ROMA Niente adeguamento all'inflazione per le pensioni alte. Sul progetto a cui sta lavorando il governo ha tolto il velo Luigi Di Maio, parlando nel corso di un incontro in Basilicata. Nelle intenzioni del vice presidente del Consiglio si tratterebbe di un intervento aggiuntivo rispetto al vero e proprio taglio dei trattamenti previdenziali al di sopra dei 90 mila euro lordi al mese, previsto nel disegno di legge presentato questa estate alla Camera. Ma lo stop all'aggancio al costo della vita (che in termini tecnici si chiama perequazione) potrebbe anche servire per garantire almeno un piccolo risparmio fin dall'inizio del prossimo anno ed eventualmente rimpiazzare il ricalcolo degli assegni nel caso non improbabile che incontri problemi sia sul fronte politico (la Lega è tutt'altro che entusiasta) sia su quello della legittimità costituzionale.

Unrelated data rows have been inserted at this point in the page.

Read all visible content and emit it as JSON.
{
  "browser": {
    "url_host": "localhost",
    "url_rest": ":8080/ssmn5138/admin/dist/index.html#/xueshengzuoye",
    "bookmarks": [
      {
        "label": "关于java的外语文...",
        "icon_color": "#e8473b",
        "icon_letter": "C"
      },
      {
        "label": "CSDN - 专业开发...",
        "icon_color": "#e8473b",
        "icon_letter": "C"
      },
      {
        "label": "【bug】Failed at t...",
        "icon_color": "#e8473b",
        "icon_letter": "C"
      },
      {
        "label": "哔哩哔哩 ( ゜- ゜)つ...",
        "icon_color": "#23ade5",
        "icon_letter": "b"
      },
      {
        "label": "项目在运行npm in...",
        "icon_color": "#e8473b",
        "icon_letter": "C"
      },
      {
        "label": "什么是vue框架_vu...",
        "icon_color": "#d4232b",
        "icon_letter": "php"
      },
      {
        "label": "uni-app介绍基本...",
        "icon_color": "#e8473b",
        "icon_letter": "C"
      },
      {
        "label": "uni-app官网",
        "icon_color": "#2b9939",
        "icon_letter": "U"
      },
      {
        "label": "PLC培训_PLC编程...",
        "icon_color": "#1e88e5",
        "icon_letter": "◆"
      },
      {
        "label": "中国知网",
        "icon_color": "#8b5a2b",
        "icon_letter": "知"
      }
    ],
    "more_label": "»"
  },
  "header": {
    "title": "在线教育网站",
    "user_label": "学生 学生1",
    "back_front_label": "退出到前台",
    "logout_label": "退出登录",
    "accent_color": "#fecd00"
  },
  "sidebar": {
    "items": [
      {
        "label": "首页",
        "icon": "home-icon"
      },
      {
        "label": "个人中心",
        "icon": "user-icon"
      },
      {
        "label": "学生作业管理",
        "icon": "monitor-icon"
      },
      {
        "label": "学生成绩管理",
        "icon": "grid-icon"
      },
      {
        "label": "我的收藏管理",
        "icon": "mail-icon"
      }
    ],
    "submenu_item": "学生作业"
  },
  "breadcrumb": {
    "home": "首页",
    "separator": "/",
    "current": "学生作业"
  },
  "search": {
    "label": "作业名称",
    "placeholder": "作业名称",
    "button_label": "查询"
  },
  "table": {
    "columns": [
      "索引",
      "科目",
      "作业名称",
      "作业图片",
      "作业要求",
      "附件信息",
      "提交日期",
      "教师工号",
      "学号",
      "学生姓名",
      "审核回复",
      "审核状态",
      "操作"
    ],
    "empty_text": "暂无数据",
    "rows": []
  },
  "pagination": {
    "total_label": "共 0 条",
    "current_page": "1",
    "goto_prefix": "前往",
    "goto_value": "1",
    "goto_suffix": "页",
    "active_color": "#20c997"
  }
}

Il quadro in cui si muove il governo è quello lasciato in eredità dai provvedimenti dei precedenti esecutivi. In particolare quest'anno è venuto a scadenza il provvedimento che risale a Letta (seguito a quello ancora più drastico di Monti) con il quale la misura della perequazione veniva limitata in proporzione all'importo. Dal 2019 quindi le pensioni dovrebbero tornare ad essere rivalutate in misura quasi piena, secondo uno schema che prevede un taglio del 10 per cento per la sola quota tra 3 e 5 volte il trattamento minimo Inps e del 25 per cento al di sopra di quest'ultima soglia; nel regime applicato finora invece le decurtazioni erano sull'intera somma.
IL SISTEMA
Secondo quanto annunciato da Di Maio invece la rivalutazione salterebbe per le pensioni considerate alte, ovvero quelle che superano i 90 mila euro lordi annui (corrispondenti a circa 4.200-4.300 netti al mese conteggiando le addizionali locali). Non è detto però che il congelamento valga solo per quelle ritenute eccessive in base al meccanismo della legge; e alla fine l'operazione potrebbe toccare magari parzialmente anche assegni un po' più bassi. La norma inserita nel disegno di legge prevede un ricalcolo sulla base non dei contributi individualmente versati ma degli anni di anticipo di cui gli interessati hanno goduto rispetto ad un'età di riferimento, che per il passato è via via più bassa rispetto a quella dell'attuale vecchiaia. Un sistema che penalizza coloro che sono usciti dal lavoro relativamente presto perché la legge così prevedeva (è il caso delle donne) o per crisi aziendali. Inoltre il ricalcolo si applicherebbe non solo ai trattamenti passati, ma anche a quelli futuri, andando in questo modo a incrociarsi con la nuova possibilità di anticipo della pensione a 62 anni prevista dalla stessa legge di Bilancio: chi volesse sfruttarla avendo un assegno al di sopra della soglia se lo ritroverebbe automaticamente decurtato per un importo pari a circa il 2% per ogni anno di anticipo.
Proprio sul tema delle pensioni alte è prevista per giovedì un'audizione parlamentare del presidente dell'Inps Boeri, che più volte si è detto favorevole ad una loro riduzione ed ha fornito supporto tecnico alle misure del disegno di legge. Sarà l'occasione per fare un punto sull'iter del disegno di legge. Di Maio vorrebbe travasarlo per intero nella legge di Bilancio ma se ciò non avverrà è prevedibile una pausa di alcune settimane, sostanzialmente un rinvio al prossimo anno, mentre l'intervento sulla perequazione potrebbe comunque sfruttare la corsia preferenziale della manovra.
LA BOZZA
Per oggi intanto è in programma una nuova riunione della maggioranza con il ministro dell'Economia. Nella giornata di ieri ha fatto sentire la propria voce la Lega Nord, per precisare alcuni aspetti del pacchetto fiscale in preparazione. Rispetto all'intenzione enunciata nella Nota di aggiornamento al Documento di economia e finanza di recuperare gettito modificando le percentuali degli acconti d'imposta (Irpef, Ires e Irap) il sottosegretario all'Economia Massimo Bitonci ha fatto sapere che nel prossimo mese di novembre non ci saranno inasprimenti di questo tipo. Bitonci ha voluto anche ridimensionare la portata di una bozza di decreto fiscale circolata nei giorni scorsi, che dava una valutazione molto prudente dei possibili incassi provenienti dalla cosiddetta pace fiscale. Lo stesso Matteo Salvini è intervenuto sul punto per chiarire che per i contribuenti in difficoltà la soglia riguarderà anche il capitale (non solo sanzioni e interessi come nel caso della rottamazione) e che la soglia dei debiti ammissibili sarà fissata a 500 mila euro.